While by using the UDF - even though not that convenient maybe - I get the expected result

def apply_datacube(cube: XarrayDataCube,
                   context: dict) -> XarrayDataCube:
    """
    If a pixel value is greater or equal then a threshold, will set up as 
    100. If smaller, will be set up as 0.
    
    FSCTOC (Copernicus) cloud values are set as 205 -> this value is kept
    0 (no snow) is set as no data
    """
    
    snowT = context['snowT']
    
    array = cube.get_array()
    
    # valid pixel, no cloud, SCF between snowT and 100 : set as 100 
    condition1 = array.notnull() & (array >= snowT) & (array <= 100) & (array!=205)
    array = xr.where(condition1, 100, array)

    # valid pixel, no cloud, SCF between 0 and snowT : set as 0 
    condition2 = array.isnull() | ((array >= 0) & (array < snowT) & (array!=205))
    array = xr.where(condition2, 0, array)

    
    array = array.astype(np.int16)

    return XarrayDataCube(array)

stefaan.lippens · 6 December 2023 16:49

I spent quite some time trying to figure out how to escape the signed byte range that converts the 205 to -51, but didn’t find a solution yet. I made it a bug report here: FRACTIONAL_SNOW_COVER: how to escape from signed bytes? · Issue #601 · Open-EO/openeo-geopyspark-driver · GitHub

For the time being you have these workarounds:

use the UDF solution
map the 205 value to something below 127 (but above 100), e.g. 120, which will be preserved properly, e.g.:
```
fsctoc = scf.band("FSCTOC")
scf_test = 100 * (fsctoc >= 20) * (fsctoc <= 100) + 120 * (fsctoc == 205)
```

valentina.premier · 6 December 2023 17:13

Thanks a lot for your time

valentina.premier · 5 February 2024 09:55

Hi @stefaan.lippens,

sorry if I am coming back to this discussion but I have recently noted one more issue.
When applying my udf to a larger time range, I noticed that for the second time step of the Datacube there are unexpected no data values. This is the input collection:

scf = eoconn.load_collection(
    "FRACTIONAL_SNOW_COVER",
    spatial_extent  = {'west':bbox[0],
                       'east':bbox[2],
                       'south':bbox[1],
                       'north':bbox[3],
                       'crs':4326},
    temporal_extent=['2023-08-02','2023-08-15'],
    bands=["FSCTOC"]
)

Other code remains the same.
If I am not wrong, nan should be replaced with 0 according to condition2 in the udf.

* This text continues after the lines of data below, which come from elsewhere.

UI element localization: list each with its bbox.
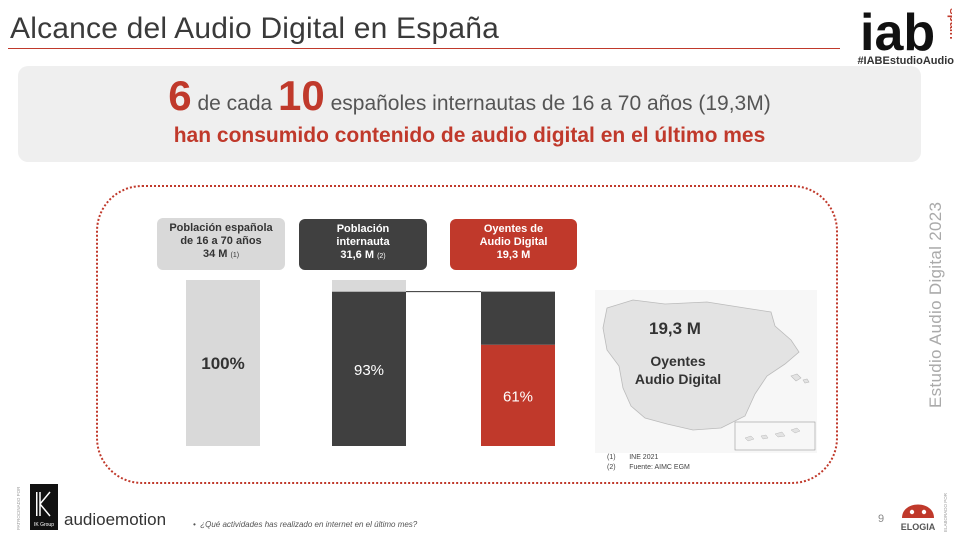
patrocinado-label: PATROCINADO POR	[16, 486, 21, 530]
headline-text2: españoles internautas de 16 a 70 años (1…	[324, 92, 771, 115]
canary-inset	[734, 421, 816, 451]
bar-3-value-label: 61%	[503, 388, 533, 405]
bar-3-segment-2	[481, 291, 555, 345]
elaborado-label: ELABORADO POR	[943, 492, 948, 532]
canary-islands-shape	[744, 427, 801, 442]
logo-subtext: spain	[947, 8, 952, 39]
iab-spain-logo: iab spain	[860, 6, 952, 56]
headline-text1: de cada	[191, 92, 279, 115]
hashtag: #IABEstudioAudio	[857, 55, 954, 67]
page-title: Alcance del Audio Digital en España	[10, 12, 499, 45]
category-label-internauta: Población internauta 31,6 M (2)	[299, 219, 427, 270]
bar-1-segment-1	[186, 280, 260, 446]
chart-frame	[96, 185, 838, 484]
category-label-oyentes: Oyentes de Audio Digital 19,3 M	[450, 219, 577, 270]
elogia-logo: ELOGIA	[901, 504, 936, 532]
map-value: 19,3 M	[649, 319, 701, 338]
bar-2-segment-1	[332, 291, 406, 446]
note-1: (1) INE 2021	[607, 454, 659, 461]
elogia-text: ELOGIA	[901, 522, 936, 532]
logo-text: iab	[860, 6, 935, 56]
headline-line2: han consumido contenido de audio digital…	[173, 124, 766, 147]
map-label: Oyentes Audio Digital	[634, 353, 722, 387]
bar-1-value-label: 100%	[201, 354, 244, 373]
vertical-study-title: Estudio Audio Digital 2023	[926, 201, 945, 408]
bar-3-segment-1	[481, 344, 555, 446]
footnote: • ¿Qué actividades has realizado en inte…	[193, 520, 418, 529]
ikgroup-text: IK Group	[34, 522, 54, 528]
headline-box: 6 de cada 10 españoles internautas de 16…	[18, 66, 921, 162]
headline-num2: 10	[278, 72, 325, 119]
spain-map	[595, 290, 817, 453]
balearic-islands-shape	[790, 373, 810, 384]
bar-2-value-label: 93%	[354, 362, 384, 379]
ikgroup-logo: IK Group	[30, 484, 58, 530]
category-label-poblacion: Población española de 16 a 70 años 34 M …	[157, 218, 285, 270]
note-2: (2) Fuente: AIMC EGM	[607, 464, 690, 471]
headline-line1: 6 de cada 10 españoles internautas de 16…	[18, 72, 921, 120]
bar-2-segment-2	[332, 280, 406, 292]
title-divider	[8, 48, 840, 49]
page-number: 9	[878, 513, 885, 525]
headline-num1: 6	[168, 72, 192, 119]
audioemotion-logo: audioemotion	[64, 510, 167, 529]
spain-mainland-shape	[602, 299, 800, 431]
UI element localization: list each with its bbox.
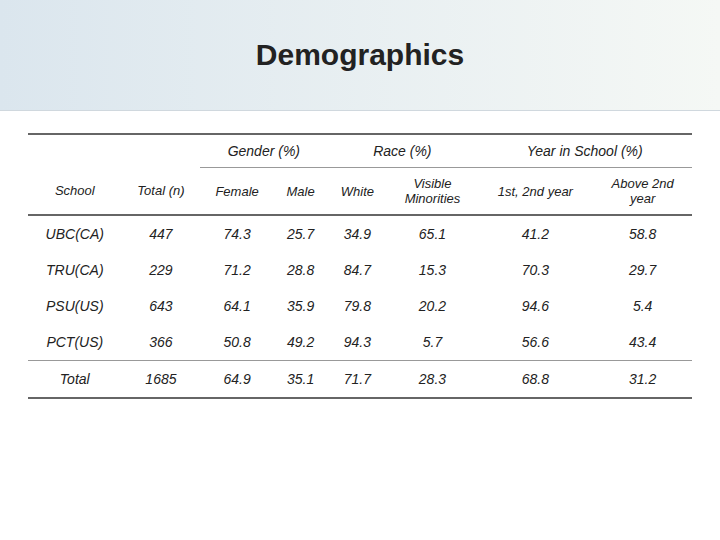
cell-value: 28.8 [274,252,327,288]
table-row: Total168564.935.171.728.368.831.2 [28,361,692,399]
cell-value: 58.8 [593,215,692,252]
cell-value: 15.3 [387,252,477,288]
cell-value: 68.8 [477,361,593,399]
row-label: TRU(CA) [28,252,122,288]
column-header: Total (n) [122,168,201,216]
cell-value: 31.2 [593,361,692,399]
cell-value: 94.3 [327,324,387,361]
cell-value: 74.3 [200,215,274,252]
cell-value: 64.9 [200,361,274,399]
column-header: Above 2nd year [593,168,692,216]
cell-value: 65.1 [387,215,477,252]
table-wrap: Gender (%)Race (%)Year in School (%)Scho… [0,111,720,399]
cell-value: 1685 [122,361,201,399]
cell-value: 29.7 [593,252,692,288]
header-blank [28,134,200,168]
page: Demographics Gender (%)Race (%)Year in Sc… [0,0,720,399]
column-header: 1st, 2nd year [477,168,593,216]
cell-value: 5.4 [593,288,692,324]
header-group-row: Gender (%)Race (%)Year in School (%) [28,134,692,168]
cell-value: 64.1 [200,288,274,324]
cell-value: 70.3 [477,252,593,288]
cell-value: 43.4 [593,324,692,361]
banner: Demographics [0,0,720,111]
cell-value: 643 [122,288,201,324]
cell-value: 71.7 [327,361,387,399]
cell-value: 41.2 [477,215,593,252]
cell-value: 49.2 [274,324,327,361]
cell-value: 84.7 [327,252,387,288]
column-header: Visible Minorities [387,168,477,216]
cell-value: 25.7 [274,215,327,252]
table-header: Gender (%)Race (%)Year in School (%)Scho… [28,134,692,215]
cell-value: 447 [122,215,201,252]
header-group: Gender (%) [200,134,327,168]
row-label: Total [28,361,122,399]
table-row: PCT(US)36650.849.294.35.756.643.4 [28,324,692,361]
header-group: Year in School (%) [477,134,692,168]
column-header: School [28,168,122,216]
cell-value: 94.6 [477,288,593,324]
row-label: UBC(CA) [28,215,122,252]
cell-value: 79.8 [327,288,387,324]
cell-value: 35.1 [274,361,327,399]
cell-value: 20.2 [387,288,477,324]
cell-value: 34.9 [327,215,387,252]
column-header: White [327,168,387,216]
column-header: Male [274,168,327,216]
table-row: TRU(CA)22971.228.884.715.370.329.7 [28,252,692,288]
cell-value: 229 [122,252,201,288]
table-body: UBC(CA)44774.325.734.965.141.258.8TRU(CA… [28,215,692,398]
header-row: SchoolTotal (n)FemaleMaleWhiteVisible Mi… [28,168,692,216]
cell-value: 5.7 [387,324,477,361]
row-label: PSU(US) [28,288,122,324]
cell-value: 28.3 [387,361,477,399]
table: Gender (%)Race (%)Year in School (%)Scho… [28,133,692,399]
table-row: PSU(US)64364.135.979.820.294.65.4 [28,288,692,324]
cell-value: 50.8 [200,324,274,361]
cell-value: 71.2 [200,252,274,288]
column-header: Female [200,168,274,216]
row-label: PCT(US) [28,324,122,361]
header-group: Race (%) [327,134,477,168]
title: Demographics [256,38,464,72]
cell-value: 56.6 [477,324,593,361]
cell-value: 366 [122,324,201,361]
table-row: UBC(CA)44774.325.734.965.141.258.8 [28,215,692,252]
cell-value: 35.9 [274,288,327,324]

BTW, this is the output I get

There is a square that seems to be 256x256 large and also a strip on the lower part of the image (not clear in this picture) that are not correctly replaced with 0. Given the size of those area and given the fact that this issue doesn’t arise when running the udf locally, I suspect this is linked to the default chuck size when using apply, isn’t it? What’s the way to deal with this problem?!

Thanks a lot
Valentina

stefaan.lippens · 7 February 2024 13:51

The back-end you are using processes the whole requested extent in smaller chunks (e.g. tiles of 256x256 size) to make the processing scalable. In this case, it might be that that particular tile is missing in the source data, or the backend detected that all pixels are no-data at load time and decided to skip it for performance reasons. As a result your UDF is never applied to that region. When stitching the data back together in a single, the missing region is filled in with no-data values like you see in your result if I understand correctly.

I don’t think there is currently a workaround for this problem.
However I vaguely remember discussions about specifying a custom fill-value for no-data pixels in the save_result process to be used when stitching a sparse cube to a single file. Maybe @jeroen.dries knows more

jeroen.dries · 7 February 2024 15:06

I think I can mostly confirm the analysis, but we don’t have something to customize the nodata value in the output.
To make it more consistent, I would recommend that the UDF does not do conversion to int16, and leaves the datatype in floating point, so using nan for nodata.
Then, after the UDF, add a ‘linear_scale_range’ process, with an output range and input range that are the same, and that fit into the int16 range. This should result in an int16 output file, with at least a consistent nodata value.